Brexit figurehead Boris Johnson will look to cement his stranglehold of the UK leadership race Wednesday after emerging unscathed from a TV debate against his four remaining rivals.
The former foreign minister kept his cool and made no evident stumbles in a showdown that followed a second-round ballot in which he grabbed more votes than his three nearest challengers combined.
Johnson had ducked out of the first TV debate on Sunday and has carefully stage-managed his media engagements in a contest that remains his to lose.
He cast himself Tuesday as the one politician able to bring Britain successfully out of the European Union and therefore deliver the Brexit that UK voters called for three years ago.
“We must come out on October 31 because otherwise I’m afraid we face a catastrophic loss of confidence in politics,” said Johnson in the hour-long BBC question-and-answer session with voters.
“I think the British people are thoroughly fed up.”
But neither he nor the others raised their hands when asked by the BBC to do so if they could “guarantee” that Brexit will happen by October 31.
The field will narrow to four when the 313 Conservatives party lawmakers in the lower House of Commons hold their third secret ballot on Wednesday.
Tuesday’s surprisingly even-tempered debate did little to alter a growing sense that Johnson would need to make an error of monumental proportions not to win at this stage.
The Guardian newspaper called Johnson’s performance “sober and sensible”.
“Still the clear front-runner, still almost certainly the next PM,” it wrote.
Johnson picked up 126 of the 313 Conservative MPs’ votes cast Tuesday.
Foreign Minister Jeremy Hunt won 46 votes and environment minister Michael Gove 41.
Moderate international development minister Rory Stewart continued his against-the-odds challenge by nearly doubling his support base to 37.
Interior minister Sajid Javid scraped through with exactly the 33 required to make the third round.
Britain is frantically searching for a leader after Prime Minister Theresa May stepped down last month over her repeated failure to deliver Brexit on time.
Her successor will be saddled with both resolving Britain’s deepest political crisis in generations and setting the terms of how it deals with the rest of Europe for decades to come.
An additional two rounds of voting will whittle the list of contenders down to just two on Thursday.
The finalists will face the ruling party’s 160,000 grassroots members in a vote next month to decide who wins.
Johnson’s lead is so substantial that some UK media say the others are simply fighting for a good spot in his future government.

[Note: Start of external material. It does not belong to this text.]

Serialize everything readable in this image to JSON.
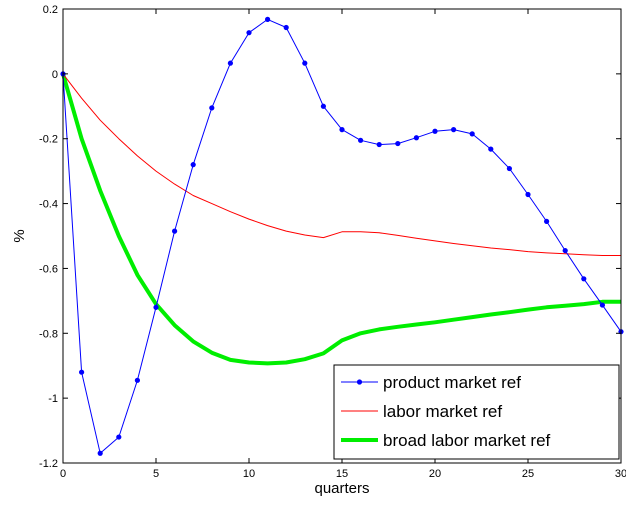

Stewart fired the most direct barbs at Johnson on Tuesday by arguing that “no-deal is not a credible threat”.
Both Hunt and Gove repeated that a further delay may be required if a Brexit deal was within reach.
“If we were nearly there, then I would take a bit longer,” Hunt said.
But Javid said it was “fundamental” to get out by the new deadline no matter what.
Johnson has warned throughout that he is prepared to get Britain out of the European Union without an agreement – as long as it is done by the October 31 deadline.
But he has also called this tough talk a negotiating tactic designed to scare Brussels and force it to compromise on the nagging issue of the status of Irish border.
EU leaders have long ruled out re-opening the binding part of the agreement they all signed with May last year.
Only Stewart is openly trying to salvage May’s pact in the hope of pushing it through Britain’s splintered parliament on the fourth attempt.
The Daily Telegraph suggested that Stewart and Johnson had moved closer to a face-to-face showdown “after emerging as the big winners” from Tuesday’s vote and debate.